L'Office cantonal des véhicules a mis le dossier en suspens jusqu'à droit jugé dans la procédure pénale, ce dont il a informé l'intéressé le 29 mars 2021.
Par ordonnance pénale du 30 mars 2021, le Service cantonal des contraventions a condamné A.________ à une amende de 660 fr. pour violation des règles de la circulation routière. Il a retenu que l'intéressé, par inattention et avec mise en danger abstraite, avait manqué de percuter un scooter en changeant de voie et que les policiers en patrouille avaient constaté qu'il était inattentif, son regard étant rivé sur son téléphone portable. Il était relevé que le conducteur contestait les faits tels qu'établis dans le rapport de contravention, car selon lui aucun scooter ne se trouvait à proximité de son véhicule et il n'avait pas les yeux rivés sur son téléphone.
A.________ a retiré l'opposition qu'il avait formée contre cette ordonnance le 7 avril 2021, ce dont le Tribunal de police a pris acte en date du 17 août 2022.
Par décision du 19 janvier 2023, l'Office cantonal des véhicules a prononcé le retrait du permis de conduire de A.________ pour une durée d'un mois en application de l'art. 16b al. 1 let. a et al. 2 let. a de la loi fédérale sur la circulation routière (LCR; RS 741.01), au motif qu'il n'avait pas voué toute l'attention nécessaire à la route et à la circulation en manipulant un téléphone portable, avec mise en danger, en manquant de percuter un scooter en tentant de changer de voie.
Le Tribunal administratif de première instance a confirmé sur recours cette décision au terme d'un jugement rendu le 22 août 2023 que A.________ a contesté sans succès par-devant la Chambre administrative de la Cour de justice.
Par acte du 14 octobre 2024, A.________ forme un recours de droit public contre l'arrêt de la Cour de justice du 27 août 2024 en concluant à son annulation et à ce qu'aucune mesure administrative ne lui soit infligée, subsidiairement à ce que seul un avertissement soit prononcé à son encontre. Il sollicite l'assistance judiciaire gratuite et la désignation d'un avocat pour le représenter dans la suite de la procédure.
Il n'a pas été ordonné d'échange d'écritures. La Cour de justice a produit le dossier de la cause.
2.
La voie du recours en matière de droit public, au sens des art. 82 ss LTF, est en principe ouverte contre une décision prise en dernière instance cantonale au sujet d'une mesure administrative de retrait du permis de conduire, aucune des exceptions mentionnées à l'art. 83 LTF n'étant réalisée. Le recourant est particulièrement atteint par la décision attaquée, qui confirme le retrait de son permis de conduire pour une durée d'un mois; il a un intérêt digne de protection à son annulation, respectivement à sa modification en ce sens que seul un avertissement est prononcé à son encontre. Sa qualité pour recourir au sens de l'art. 89 al. 1 LTF est donnée.

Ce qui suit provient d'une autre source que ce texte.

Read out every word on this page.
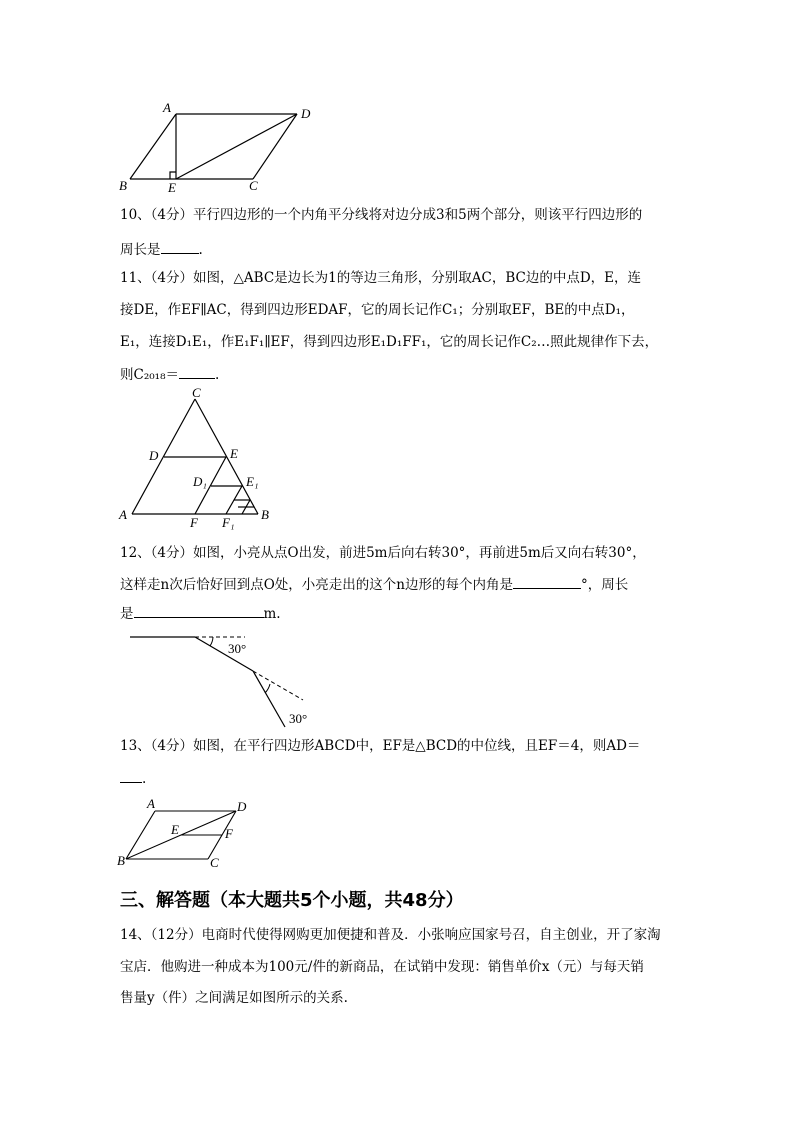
A	D
B	E	C
10、（4分）平行四边形的一个内角平分线将对边分成3和5两个部分，则该平行四边形的
周长是	.
11、（4分）如图，△ABC是边长为1的等边三角形，分别取AC，BC边的中点D，E，连
接DE，作EF∥AC，得到四边形EDAF，它的周长记作C₁；分别取EF，BE的中点D₁，
E₁，连接D₁E₁，作E₁F₁∥EF，得到四边形E₁D₁FF₁，它的周长记作C₂…照此规律作下去，
则C₂₀₁₈＝	.
C
D	E
D₁	E₁
A
F F₁
B
12、（4分）如图，小亮从点O出发，前进5m后向右转30°，再前进5m后又向右转30°，
这样走n次后恰好回到点O处，小亮走出的这个n边形的每个内角是	°，周长
是	m.
30°
30°
13、（4分）如图，在平行四边形ABCD中，EF是△BCD的中位线，且EF＝4，则AD＝
.
A	D
E	F
B	C
三、解答题（本大题共5个小题，共48分）
14、（12分）电商时代使得网购更加便捷和普及．小张响应国家号召，自主创业，开了家淘
宝店．他购进一种成本为100元/件的新商品，在试销中发现：销售单价x（元）与每天销
售量y（件）之间满足如图所示的关系.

Compte tenu de l'effet dévolutif complet du recours auprès de la Cour de justice, l'arrêt de cette autorité s'est substitué au prononcé antérieur du Tribunal administratif de première instance (ATF 146 II 335 consid. 1.1.2; 136 II 539 consid. 1.2). Il n'y a donc pas lieu de se prononcer sur les griefs invoqués à l'encontre du jugement de première instance, lesquels sont irrecevables.
3.
Le recourant reproche à la cour cantonale de s'être tenue pour liée par les faits retenus dans l'ordonnance pénale.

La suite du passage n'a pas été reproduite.